Which version of UNITE database should I choose?

sixvable · October 19, 2019, 6:47am

Recently I have been trying to analysis my ITS amplicon sequences data and I found a little bit confusing thing about the Unite database.
On the Unite database they have distributed two different type of fungi unite database in all formats, not only qiime pre-format:

Includes singletons set as RefS (in dynamic files).
Includes global and 97% singletons.

I have read the README documents in Unite but they did not mention why they posted two versions.
I do know what means about singleton , RefS or dynamic files but I can not figure out what it means together ?
Does anyone familiar with Unite? Which one should I choose normally?

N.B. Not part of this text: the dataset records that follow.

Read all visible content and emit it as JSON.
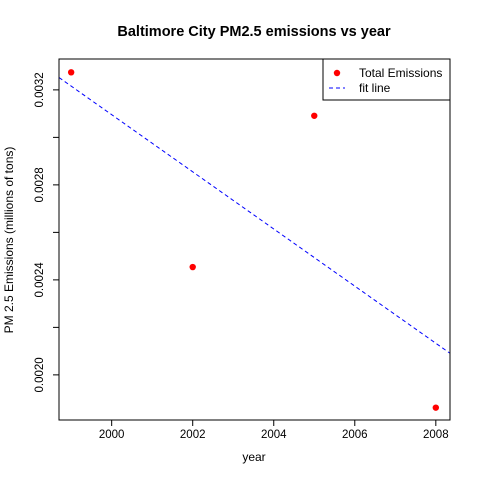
{
  "chart_data": {
    "type": "scatter",
    "title": "Baltimore City PM2.5 emissions vs year",
    "xlabel": "year",
    "ylabel": "PM 2.5 Emissions (millions of tons)",
    "xlim": [
      1998.7,
      2008.35
    ],
    "ylim": [
      0.00181,
      0.00333
    ],
    "x_ticks": [
      2000,
      2002,
      2004,
      2006,
      2008
    ],
    "x_tick_labels": [
      "2000",
      "2002",
      "2004",
      "2006",
      "2008"
    ],
    "y_ticks": [
      0.002,
      0.0024,
      0.0028,
      0.0032
    ],
    "y_tick_labels": [
      "0.0020",
      "0.0024",
      "0.0028",
      "0.0032"
    ],
    "y_minor_ticks": [
      0.0022,
      0.0026,
      0.003
    ],
    "series": [
      {
        "name": "Total Emissions",
        "kind": "points",
        "color": "#ff0000",
        "x": [
          1999,
          2002,
          2005,
          2008
        ],
        "y": [
          0.003274,
          0.002454,
          0.003091,
          0.001862
        ]
      },
      {
        "name": "fit line",
        "kind": "line",
        "style": "dashed",
        "color": "#0000ff",
        "x": [
          1998.7,
          2008.35
        ],
        "y": [
          0.003252,
          0.002091
        ]
      }
    ],
    "legend_position": "top-right",
    "grid": false
  }
}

yangzy51 · February 19, 2024, 9:16am

May I ask if you understand? I encountered the same problem

colinbrislawn · February 23, 2024, 8:03pm

Here is my understanding.
(I am not part of the UNITE dev team, so my understanding may be incomplete.)

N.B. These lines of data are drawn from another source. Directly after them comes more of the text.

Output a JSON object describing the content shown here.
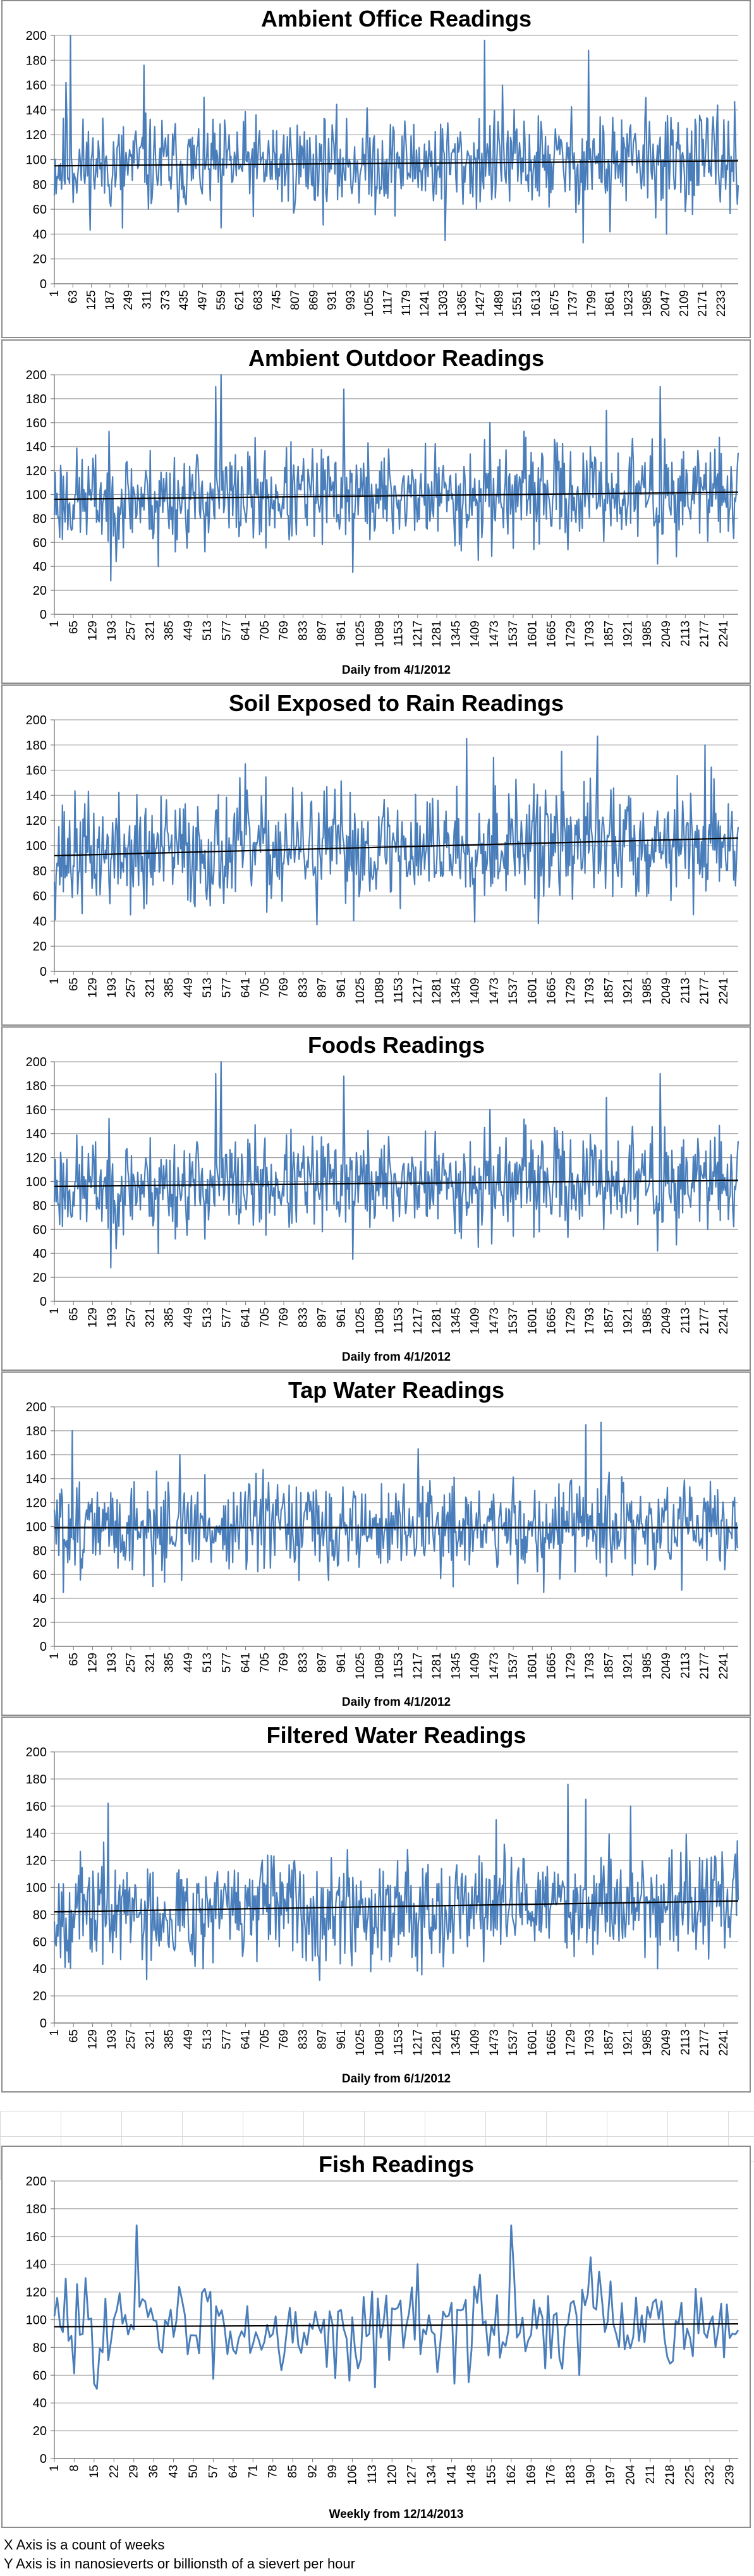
{
  "chart_data": [
    {
      "type": "line",
      "title": "Ambient Office Readings",
      "xlabel": "",
      "ylim": [
        0,
        200
      ],
      "yticks": [
        0,
        20,
        40,
        60,
        80,
        100,
        120,
        140,
        160,
        180,
        200
      ],
      "x_start": 1,
      "x_end": 2290,
      "x_step": 62,
      "trend": [
        95,
        99
      ],
      "band": [
        55,
        135
      ],
      "peaks": [
        [
          55,
          200
        ],
        [
          40,
          162
        ],
        [
          300,
          176
        ],
        [
          1440,
          196
        ],
        [
          1790,
          188
        ],
        [
          1500,
          160
        ],
        [
          1980,
          150
        ]
      ],
      "troughs": [
        [
          1310,
          35
        ],
        [
          1770,
          33
        ],
        [
          560,
          45
        ],
        [
          1860,
          42
        ],
        [
          230,
          45
        ],
        [
          2050,
          40
        ]
      ],
      "seed": 11,
      "series": [
        {
          "values_note": "daily readings"
        }
      ]
    },
    {
      "type": "line",
      "title": "Ambient Outdoor Readings",
      "xlabel": "Daily from 4/1/2012",
      "ylim": [
        0,
        200
      ],
      "yticks": [
        0,
        20,
        40,
        60,
        80,
        100,
        120,
        140,
        160,
        180,
        200
      ],
      "x_start": 1,
      "x_end": 2290,
      "x_step": 64,
      "trend": [
        96,
        102
      ],
      "band": [
        55,
        140
      ],
      "peaks": [
        [
          560,
          200
        ],
        [
          540,
          190
        ],
        [
          190,
          185
        ],
        [
          970,
          188
        ],
        [
          2030,
          190
        ],
        [
          1850,
          170
        ],
        [
          1460,
          160
        ]
      ],
      "troughs": [
        [
          190,
          28
        ],
        [
          350,
          40
        ],
        [
          1000,
          35
        ],
        [
          1420,
          45
        ],
        [
          2020,
          42
        ]
      ],
      "seed": 23
    },
    {
      "type": "line",
      "title": "Soil Exposed to Rain Readings",
      "xlabel": "",
      "ylim": [
        0,
        200
      ],
      "yticks": [
        0,
        20,
        40,
        60,
        80,
        100,
        120,
        140,
        160,
        180,
        200
      ],
      "x_start": 1,
      "x_end": 2290,
      "x_step": 64,
      "trend": [
        92,
        106
      ],
      "band": [
        55,
        150
      ],
      "peaks": [
        [
          1380,
          185
        ],
        [
          1820,
          187
        ],
        [
          2180,
          180
        ],
        [
          1700,
          175
        ],
        [
          1470,
          170
        ],
        [
          640,
          165
        ]
      ],
      "troughs": [
        [
          880,
          37
        ],
        [
          1620,
          38
        ],
        [
          2140,
          45
        ],
        [
          300,
          50
        ],
        [
          1160,
          50
        ]
      ],
      "seed": 37
    },
    {
      "type": "line",
      "title": "Foods Readings",
      "xlabel": "Daily from 4/1/2012",
      "ylim": [
        0,
        200
      ],
      "yticks": [
        0,
        20,
        40,
        60,
        80,
        100,
        120,
        140,
        160,
        180,
        200
      ],
      "x_start": 1,
      "x_end": 2290,
      "x_step": 64,
      "trend": [
        96,
        101
      ],
      "band": [
        55,
        140
      ],
      "peaks": [
        [
          560,
          200
        ],
        [
          540,
          190
        ],
        [
          190,
          185
        ],
        [
          970,
          188
        ],
        [
          2030,
          190
        ],
        [
          1850,
          170
        ],
        [
          1460,
          160
        ]
      ],
      "troughs": [
        [
          190,
          28
        ],
        [
          350,
          40
        ],
        [
          1000,
          35
        ],
        [
          1420,
          45
        ],
        [
          2020,
          42
        ]
      ],
      "seed": 23
    },
    {
      "type": "line",
      "title": "Tap Water Readings",
      "xlabel": "Daily from 4/1/2012",
      "ylim": [
        0,
        200
      ],
      "yticks": [
        0,
        20,
        40,
        60,
        80,
        100,
        120,
        140,
        160,
        180,
        200
      ],
      "x_start": 1,
      "x_end": 2290,
      "x_step": 64,
      "trend": [
        99,
        99
      ],
      "band": [
        60,
        140
      ],
      "peaks": [
        [
          60,
          180
        ],
        [
          1780,
          185
        ],
        [
          1830,
          187
        ],
        [
          1220,
          165
        ],
        [
          420,
          160
        ]
      ],
      "troughs": [
        [
          30,
          45
        ],
        [
          1640,
          45
        ],
        [
          2100,
          47
        ],
        [
          820,
          55
        ]
      ],
      "seed": 51
    },
    {
      "type": "line",
      "title": "Filtered Water Readings",
      "xlabel": "Daily from 6/1/2012",
      "ylim": [
        0,
        200
      ],
      "yticks": [
        0,
        20,
        40,
        60,
        80,
        100,
        120,
        140,
        160,
        180,
        200
      ],
      "x_start": 1,
      "x_end": 2290,
      "x_step": 64,
      "trend": [
        82,
        90
      ],
      "band": [
        50,
        130
      ],
      "peaks": [
        [
          180,
          162
        ],
        [
          1720,
          176
        ],
        [
          1780,
          165
        ],
        [
          1930,
          160
        ],
        [
          1480,
          150
        ]
      ],
      "troughs": [
        [
          310,
          32
        ],
        [
          500,
          40
        ],
        [
          1060,
          38
        ],
        [
          2020,
          40
        ]
      ],
      "seed": 67
    },
    {
      "type": "line",
      "title": "Fish Readings",
      "xlabel": "Weekly from 12/14/2013",
      "ylim": [
        0,
        200
      ],
      "yticks": [
        0,
        20,
        40,
        60,
        80,
        100,
        120,
        140,
        160,
        180,
        200
      ],
      "x_start": 1,
      "x_end": 242,
      "x_step": 7,
      "trend": [
        95,
        97
      ],
      "band": [
        60,
        130
      ],
      "peaks": [
        [
          30,
          168
        ],
        [
          162,
          168
        ],
        [
          190,
          145
        ],
        [
          12,
          130
        ],
        [
          129,
          140
        ]
      ],
      "troughs": [
        [
          147,
          55
        ],
        [
          186,
          60
        ],
        [
          100,
          58
        ]
      ],
      "seed": 83
    }
  ],
  "footnotes": {
    "line1": "X Axis is a count of weeks",
    "line2": "Y Axis is in nanosieverts or billionsth of a sievert per hour"
  },
  "colors": {
    "series": "#4a7ebb",
    "trend": "#000000",
    "grid": "#a6a6a6"
  }
}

Context: the UNITE database is clustered

The UNITE database is distributed at three clustering levels:

99%
97%
'dynamic'

Some clusters in UNITE are chosen manually by the devs and others are included automatically.

refs = this is a manually designated RefS
(reps = this is an automatically chosen RepS)

The problem: 'singleton' clusters

Most output clusters represent multiple input reads, but some 'singleton' output clusters represent only one input read!

(Do you want this in your database? If a word is spelled diffffffferently is it wrong or novel? )

The choice: do you want to include singleton clusters?

There are a bunch of automatic RepS clusters that represent a single read, and you may not want to include these 'singleton' clusters.

Includes singletons set as RefS (in dynamic files).
Singletons have been removed from 99% and 97%

Includes global and 97% singletons.
Includes all the singletons!

I would also love the UNITE team to clarify this.